Was solltest du für deine Reise nach Costa Rica wissen?

Der etwas andere Reisebericht: Das sagt eine Einheimische über das Reisen in Costa Rica. Olalla Vargas kommt ursprünglich aus Costa Rica, lebt aber seit vielen Jahren in Spanien und bereist von dort aus die ganze Welt. Auf ihrem Blog nube voladora schreibt sie über ihre Reisen, unter anderem auch in ihrem Heimatland.So lange schon lebte ich außerhalb Costa Ricas als mich das Heimweh packte und ich mich entschied, einen Blogeintrag für diejenigen zu schreiben, die mein wunderschönes tropisches Heimatland besuchen möchten.

Costa Rica ist ein kleines Brückenland zwischen Nord- und Südamerika und abgesehen der Vielfalt an Gebirgsketten und Hochebenen gibt es zwei weite Küsten, die das Land zu einem irdischen Paradies machen, mit vielen exotischen Spezien aus der Tier- und Pflanzenwelt, die hier beheimatet sind. Diese Artenvielfalt ist nicht nur für leidenschaftliche Biologen interessant, sondern auch für Reiseliebhaber der Natur.

Für den Fall, dass ihr auch überlegt eine Tour durch Costa Rica zu starten, stelle ich euch diese nützliche Tipps und Informationen zur Verfügung.

Die beste Reisezeit

Costa Rica hat zwei Jahreszeiten: die Trockenzeit, mehr oder weniger von Dezember bis April, und die Regenzeit zwischen Mai und November.

In der Regenzeit zu reisen bedeutet, darauf gefasst zu sein, dass es absolut JEDEN Nachmittag, nach 12 Uhr irgendwann, regnet. Egal wie sehr die Sonne am Morgen vom Himmel brannte. Vor allem, wenn du dich in der Gran Area Metropolitana (rund um San José) befindest. Aber Aufgepasst: Solltest du denken, dass dir ein bisschen Regen nicht schadet, dann lass dir gesagt sein, dass es in Costa Rica wie aus Kübeln regnet. Verglichen mit den sintflutartigen Wolkenbrüchen, die in der Regenzeit nicht selten Straßen in reißende Flüsse verwandeln, ist ein Regenschauer in den nordischen und europäischen Ländern nicht mehr als ein leichter Nieselregen, oder pelodegato, wie wir Ticos das nennen.

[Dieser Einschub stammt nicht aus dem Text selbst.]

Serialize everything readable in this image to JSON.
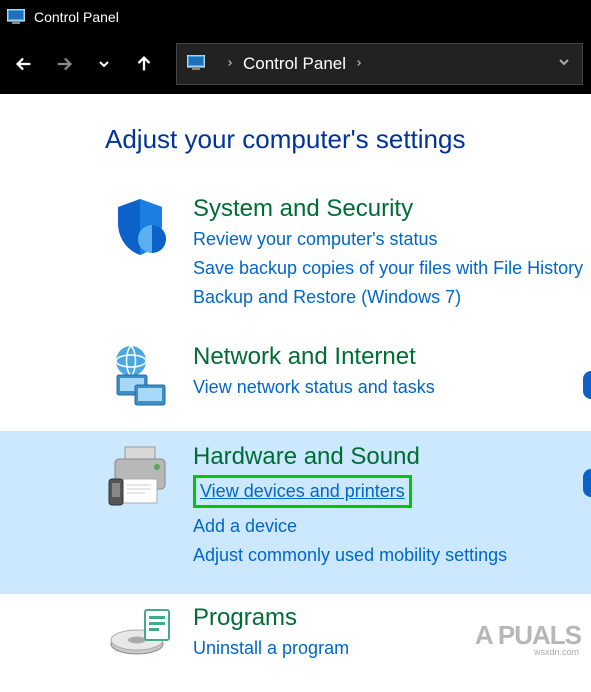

Es ist wichtig anzumerken, dass das Klima an den Küsten weniger launisch ist, als in der Hauptstadt.

Dementsprechend ist die beste Reisezeit in der Trockenphase. Während der Weihnachtsfeiertage und den Osterferien ist Hochsaison in Costa Rica, jedoch solltest du außerhalb der Ferienzeit auch in der Trockenphase überall problemlos ein Hotel finden.

Meiner Meinung nach ist das perfekte weltbeste Wetter um den Jahreswechsel herum. Im Dezember und Januar sind die Tage und Abende sonnig, aber kühler und in der Nacht wird es angenehm kühl – aber auch nicht zu sehr 😉

Geld und Währung

Viele glauben, dass Costa Rica ein Dschungel entsprungen aus dem Jurasic Park ist und dass sie keine Bequemlichkeiten zur Verfügung haben. Aber die Wahrheit ist, dass Costa Rica, obwohl es ein lateinamerikanisches Land ist, sehr nordamerikanisch ist… bastante agringado eben. Überall wohin du gehst (aber vor allem in den touristischen Gebieten) findest du Supermärkte, Geldautomaten, McDonalds und Subway an jeder Ecke. Du solltest also kein Problem bekommen, an Bargeld zu kommen.

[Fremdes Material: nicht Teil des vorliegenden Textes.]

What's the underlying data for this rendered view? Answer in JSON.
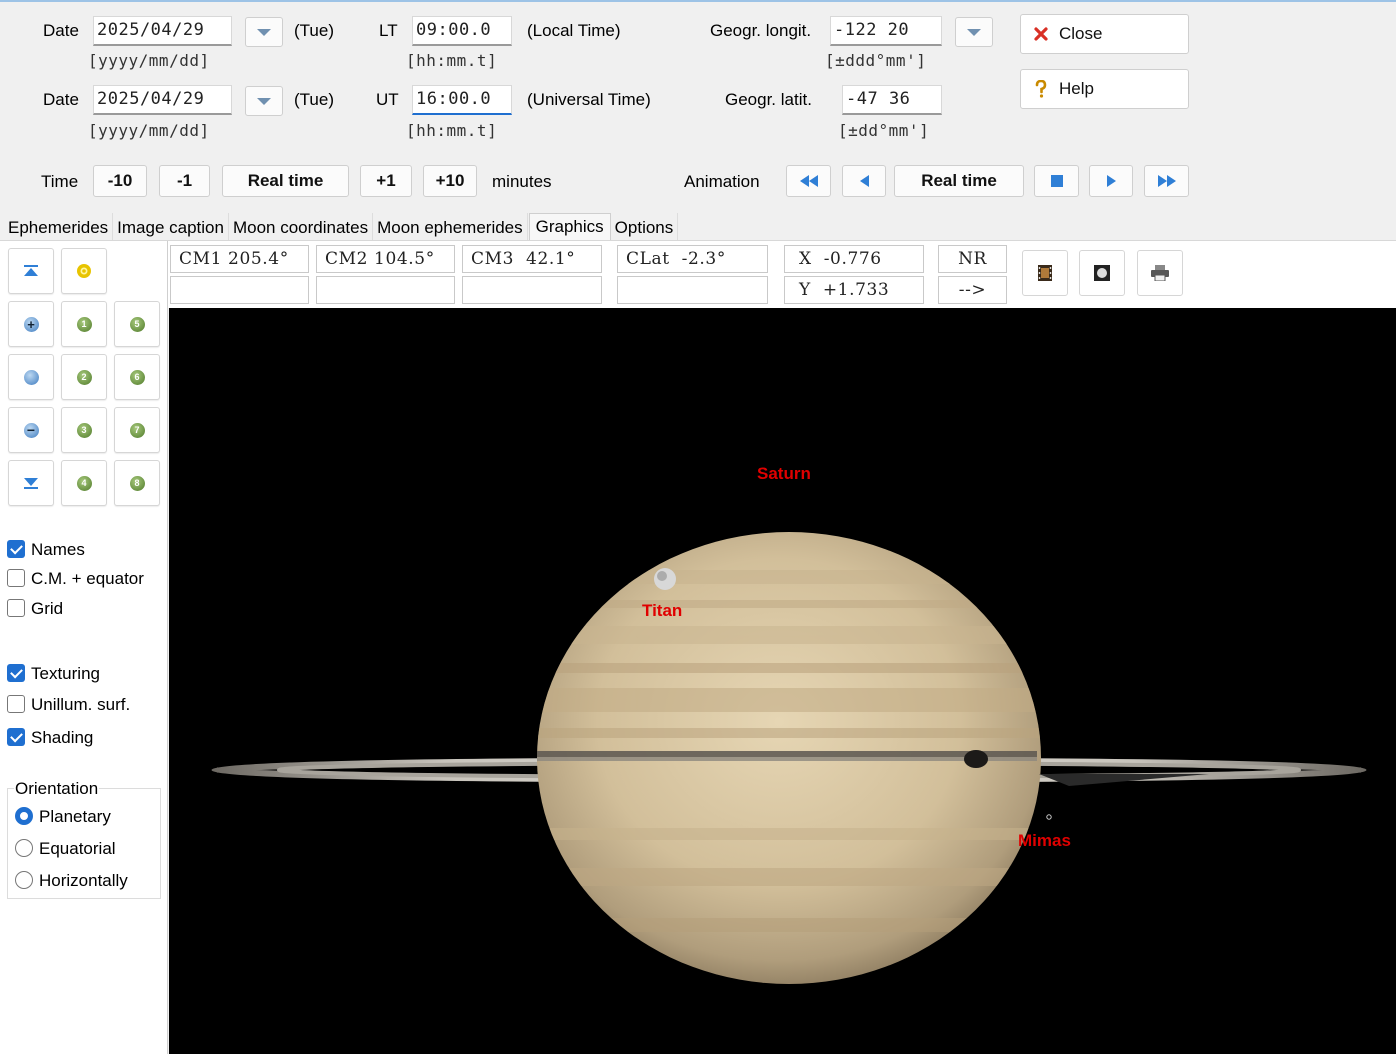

Der colón ist die nationale Währung in Costa Rica, aber an vielen Orten und in Supermärkten akzeptiren sie den US-Dollar (solange es sich nicht um 100 Dollar-Scheine handelt.) 550 Colones sind ungefähr ein Dollar. Euros hingegen werden quasi nirgends akzeptiert, aber sie können in Banken und am Flughafen problemlos gewechselt werden.

Trinkgeld: In den Preisen in Restaurants ist die Serviceleistung inbegriffen, weswegen in Costa Rica kein Trinkgeld gegeben wird. In touristischen Regionen, vor allem in den Orten, an denen viele US-Amerikaner und Ausländer empfangen werden, kann es vorkommen, dass die Bedienungen an ein zusätzliches Trinkgeld gewöhnt sind. Aber du kannst dir sicher sein, dass du definitiv nicht gezwungen bist, ein Trinkgeld zu zahlen und dass es auch niemand von dir verlangen wird.

Transportmittel

Um in Costa Rica herumzureisen empfiehlt es sich ein Auto zu mieten. Das gibt dir die Möglichkeit von Strand zu Strand und von Vulkan zu Berg zu fahren – mit aller Einfachheit der Welt. Sollte das keine Option für dich sein, kannst du auch mit dem guten öffentlichen Transportsystem (vor allem Reisebusse) fast jeden Strand von San José aus erreichen.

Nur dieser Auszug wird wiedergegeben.